Gözümden akan birkaç damla göz yaşını elimin tersiyle silip biten sigaramı terastan dışarı attım. Yere koyduğum ayakkabılarımı alıp balkona çıktığım kapıya ilerledim. Sıcak odaya girdiğimde derin bir nefes alıp başımı kaldırmadan ilerlerken çarptığım sert bedene başımı kaldırıp baktım. '' Demek Louis'in bahsettiği kız sensin. '' Anlamsızca ona bakarken çarpıkça gülümsedi. '' Bu gece beni eğlendirmelisin bebeğim. '' Hala ona bakarken kendime geldiğimde onu itip konuşmaya başladım. '' Bak neyden bahsediyorsun bir fikrim yok ama ben sadece balkona çıkıp hava aldım. '' Alayla güldü. '' Demek zor kızı oynamaya çalışıyorsun. '' Ellerini bileğimde hissedince sinirle onu ittim. '' Dokunma bana. '' Ellerinin zorla tuttuğu bileklerimi çekiştirirken beni sertçe yatağa itti.
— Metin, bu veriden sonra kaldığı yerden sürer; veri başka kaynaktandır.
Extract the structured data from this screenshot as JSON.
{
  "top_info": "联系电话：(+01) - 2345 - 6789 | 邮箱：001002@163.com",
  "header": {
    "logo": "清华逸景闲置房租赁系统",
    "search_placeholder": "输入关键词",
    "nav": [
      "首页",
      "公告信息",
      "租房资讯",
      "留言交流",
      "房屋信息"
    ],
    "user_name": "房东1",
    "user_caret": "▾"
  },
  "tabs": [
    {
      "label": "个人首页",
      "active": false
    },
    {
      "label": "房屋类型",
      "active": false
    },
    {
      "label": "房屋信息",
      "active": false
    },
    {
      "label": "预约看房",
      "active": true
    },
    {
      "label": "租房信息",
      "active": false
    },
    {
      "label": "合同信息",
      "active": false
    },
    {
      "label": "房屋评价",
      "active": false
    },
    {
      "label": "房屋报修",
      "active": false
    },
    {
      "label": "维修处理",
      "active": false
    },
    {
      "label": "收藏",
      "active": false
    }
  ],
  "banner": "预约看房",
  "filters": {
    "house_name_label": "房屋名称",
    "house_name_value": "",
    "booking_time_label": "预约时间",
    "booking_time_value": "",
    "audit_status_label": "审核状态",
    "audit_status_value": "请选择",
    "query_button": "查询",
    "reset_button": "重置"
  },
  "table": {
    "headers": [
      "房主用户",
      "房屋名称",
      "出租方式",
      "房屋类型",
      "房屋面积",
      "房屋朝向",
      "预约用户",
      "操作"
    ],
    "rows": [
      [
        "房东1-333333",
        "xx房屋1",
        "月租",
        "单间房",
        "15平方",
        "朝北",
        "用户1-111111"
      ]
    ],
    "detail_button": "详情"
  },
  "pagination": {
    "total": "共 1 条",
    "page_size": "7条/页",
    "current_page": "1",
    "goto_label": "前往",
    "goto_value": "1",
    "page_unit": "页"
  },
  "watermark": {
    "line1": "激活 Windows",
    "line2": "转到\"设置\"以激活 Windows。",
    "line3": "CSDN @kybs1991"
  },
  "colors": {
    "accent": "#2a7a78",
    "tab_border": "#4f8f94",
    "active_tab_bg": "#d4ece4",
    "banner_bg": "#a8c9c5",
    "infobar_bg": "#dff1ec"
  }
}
Dilimi ısırdığımda acıyla inledim. Üzerime çıkıp tek eliyle bileklerimi tutmaya çalışırken cebinden telefon çıkardığı gördüm. Birkaç dakika sonra sinirli sesiyle konuştu. '' Alo. Louis senin ben geçmişini sikeyim. Olum bu kız zorluk çıkarıyor. Bekliyorum. '' Telefonu yatağa koyarken iki eliyle bileklerimi tuttu ve yüzüme eğildi. '' Eğer bir kez daha hareket edersen seni sikerek öldürürüm anladın mı beni? '' Alayla güldüm. '' Bunu yapamazsın seni ibne. '' Yüzüne tükürdüğümde sinirle bileklerimi biraz daha sıktı. '' Biliyor musun fahişe seni sikerken gerçekten ağlatacağım. Her bir tarafını sikeceğim. '' Ona küfür edeceğim sırada odanın kapısı açıldı. '' Siktir dostum. Sana ayarladığım kız bu. '' Yanında kıçını kapatmayan elbiseyle duran ve sakızını çiğneyen kızı gösterdiğinde üzerimdeki hayvan bana baktı. '' Tekrar görüşeceğiz '' diye fısıldadığında üzerimden kalktı. Hızla yataktan kalkıp yere fırlayan ayakkabılarımı elime aldım. '' Git ve kendini sik azgın piç '' Odadan hızla çıktım. Tanrı aşkına az önce neler olmuştu?